Each workflow follows the same pattern: the LLM layer interprets the question, the Energy Domain AI layer runs the relevant analysis against audited records, and the answer is returned with traceable evidence. Nothing in these flows touches equipment.
Site Copilot routes to the Revenue Gap Analyzer, which compares the approved dispatch plan against dispatch results, meter data, and derate records. Answer: ranked causes (e.g., a 2-hour BMS thermal derate during the peak window) with monetary impact and links to the underlying events.
The Dispatch Recommendation Engine builds a day-ahead plan from tariff, load forecast, weather, and SOC constraints.

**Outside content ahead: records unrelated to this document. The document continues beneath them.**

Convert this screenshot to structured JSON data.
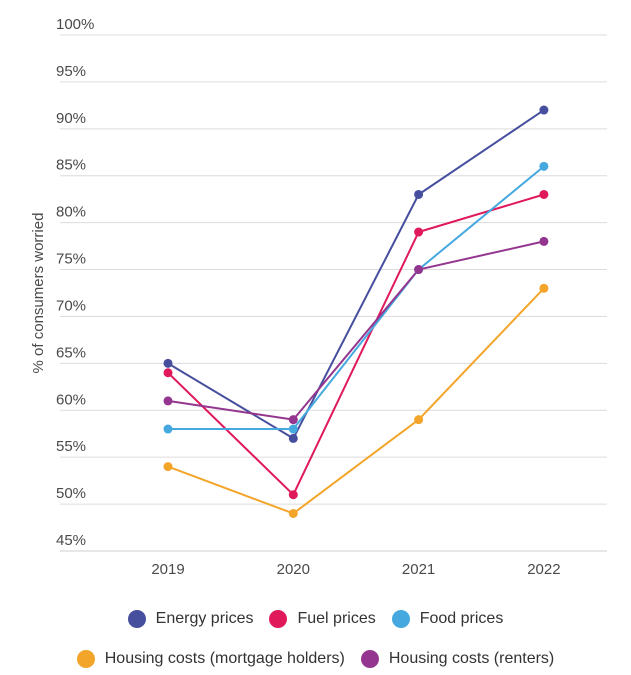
{
  "chart_data": {
    "type": "line",
    "title": "",
    "xlabel": "",
    "ylabel": "% of consumers worried",
    "categories": [
      "2019",
      "2020",
      "2021",
      "2022"
    ],
    "ylim": [
      45,
      100
    ],
    "yticks": [
      45,
      50,
      55,
      60,
      65,
      70,
      75,
      80,
      85,
      90,
      95,
      100
    ],
    "ytick_labels": [
      "45%",
      "50%",
      "55%",
      "60%",
      "65%",
      "70%",
      "75%",
      "80%",
      "85%",
      "90%",
      "95%",
      "100%"
    ],
    "grid": true,
    "legend_position": "bottom",
    "series": [
      {
        "name": "Energy prices",
        "color": "#464e9e",
        "values": [
          65,
          57,
          83,
          92
        ]
      },
      {
        "name": "Fuel prices",
        "color": "#e0195a",
        "values": [
          64,
          51,
          79,
          83
        ]
      },
      {
        "name": "Food prices",
        "color": "#45a9e0",
        "values": [
          58,
          58,
          75,
          86
        ]
      },
      {
        "name": "Housing costs (mortgage holders)",
        "color": "#f3a52a",
        "values": [
          54,
          49,
          59,
          73
        ]
      },
      {
        "name": "Housing costs (renters)",
        "color": "#94368f",
        "values": [
          61,
          59,
          75,
          78
        ]
      }
    ]
  }
}
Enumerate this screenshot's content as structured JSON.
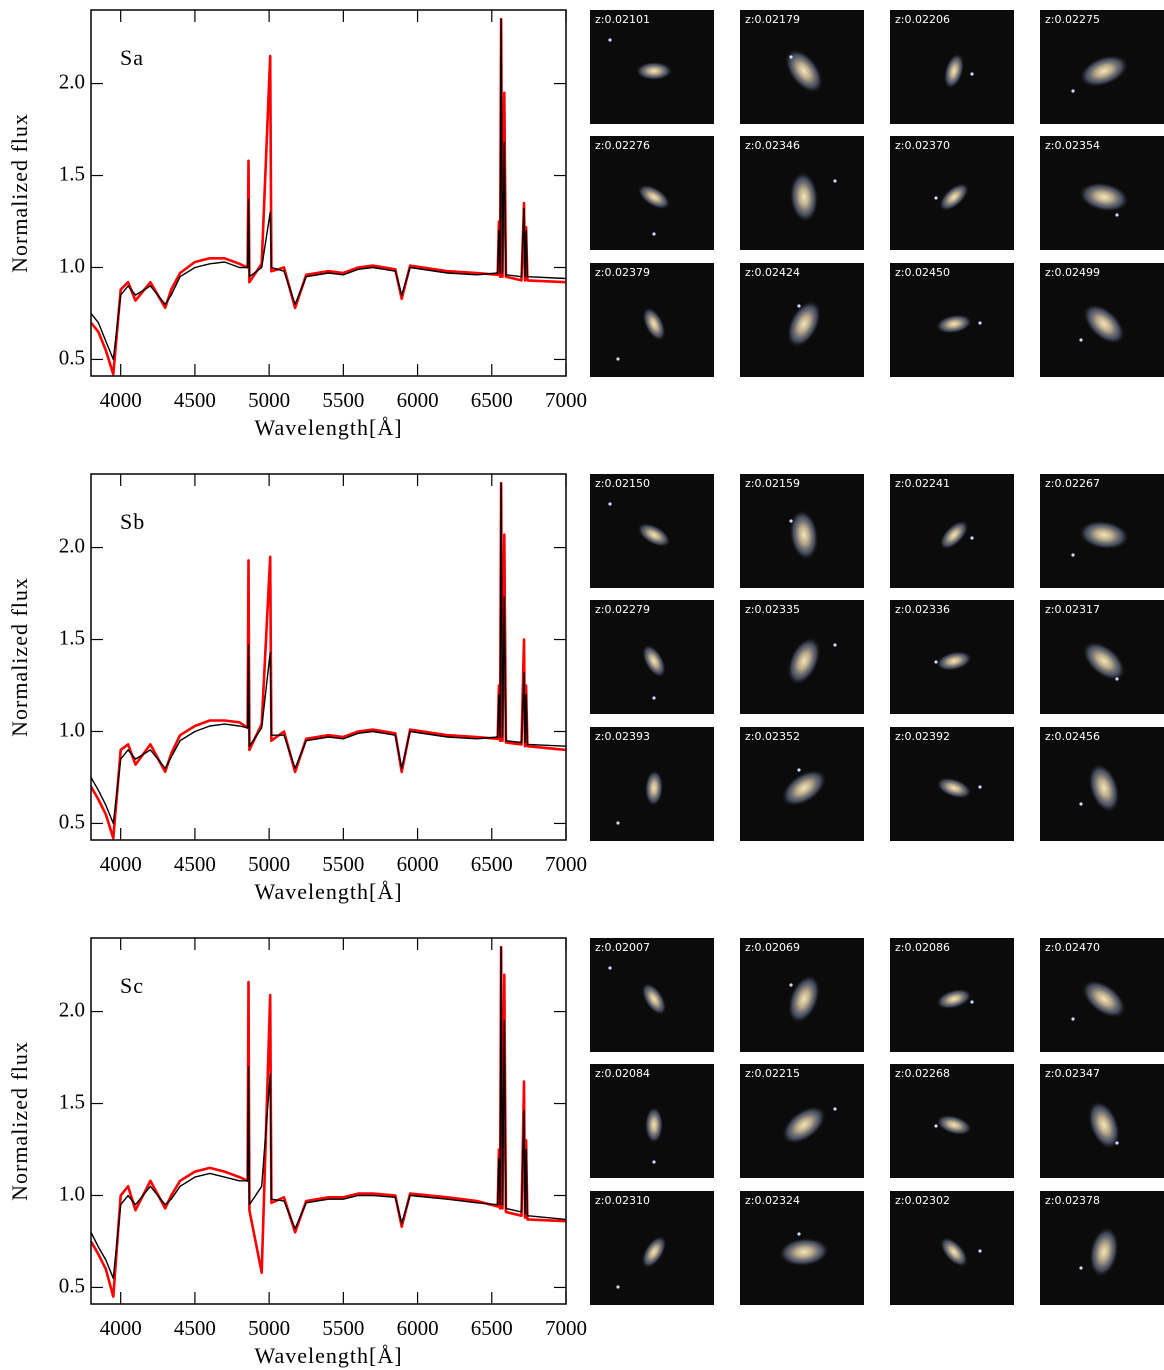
{
  "chart_data": [
    {
      "type": "line",
      "label": "Sa",
      "xlabel": "Wavelength[Å]",
      "ylabel": "Normalized flux",
      "x": [
        3800,
        3850,
        3900,
        3950,
        4000,
        4050,
        4100,
        4200,
        4300,
        4340,
        4400,
        4500,
        4600,
        4700,
        4800,
        4855,
        4861,
        4867,
        4950,
        5007,
        5015,
        5100,
        5175,
        5250,
        5400,
        5500,
        5600,
        5700,
        5850,
        5893,
        5950,
        6200,
        6400,
        6540,
        6548,
        6556,
        6563,
        6572,
        6584,
        6595,
        6700,
        6717,
        6724,
        6731,
        6740,
        7000
      ],
      "series": [
        {
          "color": "#ff0000",
          "values": [
            0.7,
            0.65,
            0.55,
            0.42,
            0.88,
            0.92,
            0.82,
            0.92,
            0.78,
            0.88,
            0.97,
            1.03,
            1.05,
            1.05,
            1.02,
            1.0,
            1.58,
            0.92,
            1.02,
            2.15,
            0.98,
            1.0,
            0.78,
            0.96,
            0.98,
            0.97,
            1.0,
            1.01,
            0.99,
            0.83,
            1.01,
            0.98,
            0.97,
            0.96,
            1.25,
            0.95,
            2.35,
            0.95,
            1.95,
            0.95,
            0.93,
            1.35,
            0.93,
            1.22,
            0.93,
            0.92
          ]
        },
        {
          "color": "#000000",
          "values": [
            0.75,
            0.7,
            0.6,
            0.5,
            0.85,
            0.9,
            0.85,
            0.9,
            0.8,
            0.85,
            0.95,
            1.0,
            1.02,
            1.03,
            1.0,
            1.0,
            1.37,
            0.95,
            1.0,
            1.3,
            1.0,
            0.98,
            0.8,
            0.95,
            0.97,
            0.96,
            0.99,
            1.0,
            0.98,
            0.85,
            1.0,
            0.97,
            0.96,
            0.97,
            1.2,
            0.97,
            2.35,
            0.97,
            1.68,
            0.96,
            0.95,
            1.32,
            0.95,
            1.2,
            0.95,
            0.94
          ]
        }
      ],
      "xlim": [
        3800,
        7000
      ],
      "ylim": [
        0.41,
        2.4
      ],
      "xticks": [
        4000,
        4500,
        5000,
        5500,
        6000,
        6500,
        7000
      ],
      "yticks": [
        0.5,
        {
          "value": 1,
          "label": "1.0"
        },
        1.5,
        {
          "value": 2,
          "label": "2.0"
        }
      ],
      "thumbnails": [
        "z:0.02101",
        "z:0.02179",
        "z:0.02206",
        "z:0.02275",
        "z:0.02276",
        "z:0.02346",
        "z:0.02370",
        "z:0.02354",
        "z:0.02379",
        "z:0.02424",
        "z:0.02450",
        "z:0.02499"
      ]
    },
    {
      "type": "line",
      "label": "Sb",
      "xlabel": "Wavelength[Å]",
      "ylabel": "Normalized flux",
      "x": [
        3800,
        3850,
        3900,
        3950,
        4000,
        4050,
        4100,
        4200,
        4300,
        4340,
        4400,
        4500,
        4600,
        4700,
        4800,
        4855,
        4861,
        4867,
        4950,
        5007,
        5015,
        5100,
        5175,
        5250,
        5400,
        5500,
        5600,
        5700,
        5850,
        5893,
        5950,
        6200,
        6400,
        6540,
        6548,
        6556,
        6563,
        6572,
        6584,
        6595,
        6700,
        6717,
        6724,
        6731,
        6740,
        7000
      ],
      "series": [
        {
          "color": "#ff0000",
          "values": [
            0.7,
            0.63,
            0.55,
            0.42,
            0.9,
            0.93,
            0.82,
            0.93,
            0.78,
            0.88,
            0.98,
            1.03,
            1.06,
            1.06,
            1.05,
            1.02,
            1.93,
            0.9,
            1.04,
            1.95,
            0.95,
            1.0,
            0.78,
            0.96,
            0.98,
            0.97,
            1.0,
            1.01,
            0.99,
            0.78,
            1.01,
            0.98,
            0.97,
            0.96,
            1.25,
            0.95,
            2.35,
            0.95,
            2.07,
            0.94,
            0.93,
            1.5,
            0.92,
            1.25,
            0.92,
            0.9
          ]
        },
        {
          "color": "#000000",
          "values": [
            0.75,
            0.68,
            0.6,
            0.5,
            0.85,
            0.9,
            0.85,
            0.9,
            0.8,
            0.86,
            0.95,
            1.0,
            1.03,
            1.04,
            1.03,
            1.02,
            1.47,
            0.92,
            1.02,
            1.43,
            0.98,
            0.98,
            0.8,
            0.95,
            0.97,
            0.96,
            0.99,
            1.0,
            0.98,
            0.8,
            1.0,
            0.97,
            0.96,
            0.97,
            1.2,
            0.97,
            2.35,
            0.97,
            1.73,
            0.95,
            0.94,
            1.32,
            0.94,
            1.2,
            0.93,
            0.92
          ]
        }
      ],
      "xlim": [
        3800,
        7000
      ],
      "ylim": [
        0.41,
        2.4
      ],
      "xticks": [
        4000,
        4500,
        5000,
        5500,
        6000,
        6500,
        7000
      ],
      "yticks": [
        0.5,
        {
          "value": 1,
          "label": "1.0"
        },
        1.5,
        {
          "value": 2,
          "label": "2.0"
        }
      ],
      "thumbnails": [
        "z:0.02150",
        "z:0.02159",
        "z:0.02241",
        "z:0.02267",
        "z:0.02279",
        "z:0.02335",
        "z:0.02336",
        "z:0.02317",
        "z:0.02393",
        "z:0.02352",
        "z:0.02392",
        "z:0.02456"
      ]
    },
    {
      "type": "line",
      "label": "Sc",
      "xlabel": "Wavelength[Å]",
      "ylabel": "Normalized flux",
      "x": [
        3800,
        3850,
        3900,
        3950,
        4000,
        4050,
        4100,
        4200,
        4300,
        4340,
        4400,
        4500,
        4600,
        4700,
        4800,
        4855,
        4861,
        4867,
        4950,
        5007,
        5015,
        5100,
        5175,
        5250,
        5400,
        5500,
        5600,
        5700,
        5850,
        5893,
        5950,
        6200,
        6400,
        6540,
        6548,
        6556,
        6563,
        6572,
        6584,
        6595,
        6700,
        6717,
        6724,
        6731,
        6740,
        7000
      ],
      "series": [
        {
          "color": "#ff0000",
          "values": [
            0.75,
            0.68,
            0.6,
            0.45,
            1.0,
            1.05,
            0.92,
            1.08,
            0.93,
            1.0,
            1.08,
            1.13,
            1.15,
            1.13,
            1.1,
            1.08,
            2.16,
            0.92,
            0.58,
            2.09,
            0.96,
            0.99,
            0.8,
            0.97,
            0.99,
            0.99,
            1.01,
            1.01,
            1.0,
            0.83,
            1.01,
            0.99,
            0.97,
            0.94,
            1.25,
            0.93,
            2.35,
            0.93,
            2.2,
            0.91,
            0.89,
            1.62,
            0.88,
            1.3,
            0.87,
            0.86
          ]
        },
        {
          "color": "#000000",
          "values": [
            0.8,
            0.72,
            0.65,
            0.55,
            0.95,
            1.0,
            0.95,
            1.05,
            0.95,
            0.98,
            1.05,
            1.1,
            1.12,
            1.1,
            1.08,
            1.08,
            1.7,
            0.95,
            1.05,
            1.66,
            0.98,
            0.97,
            0.82,
            0.96,
            0.98,
            0.98,
            1.0,
            1.0,
            0.99,
            0.85,
            1.0,
            0.98,
            0.96,
            0.95,
            1.2,
            0.95,
            2.35,
            0.95,
            1.95,
            0.93,
            0.91,
            1.46,
            0.9,
            1.25,
            0.89,
            0.87
          ]
        }
      ],
      "xlim": [
        3800,
        7000
      ],
      "ylim": [
        0.41,
        2.4
      ],
      "xticks": [
        4000,
        4500,
        5000,
        5500,
        6000,
        6500,
        7000
      ],
      "yticks": [
        0.5,
        {
          "value": 1,
          "label": "1.0"
        },
        1.5,
        {
          "value": 2,
          "label": "2.0"
        }
      ],
      "thumbnails": [
        "z:0.02007",
        "z:0.02069",
        "z:0.02086",
        "z:0.02470",
        "z:0.02084",
        "z:0.02215",
        "z:0.02268",
        "z:0.02347",
        "z:0.02310",
        "z:0.02324",
        "z:0.02302",
        "z:0.02378"
      ]
    }
  ]
}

The plan is presented with all constraint checks; the operator approves it, and the deterministic EMS scheduler executes it through safety gates.
The Alarm & Fault Explanation Engine classifies the alarm, explains the cause and the affected functions, and recommends a response — for example, distinguishing an informational comm-retry from a trip-path-relevant relay alarm.
The Copilot evaluates SOC envelope, BMS permissives, thermal headroom, power limits, and any active lockouts, then answers with a clear yes/no plus the binding constraint. The actual discharge still executes only through the EMS within those limits.
The Revenue Gap Analyzer attributes the gap across derates, forecast error, missed windows, and availability loss — each line item traceable to logged events.
The Copilot reconstructs the timeline from relay signals, breaker feedback, EMS state transitions, and PCS responses — including the trip (relay-led) and the supervised, authorized recovery sequence — into a clear narrative for owner and utility communication.
The Operator Report Generator compiles verified meter data, dispatch results, savings, availability, and notable events into a formatted report. Figures cite audited records; the narrative is reviewed before sending.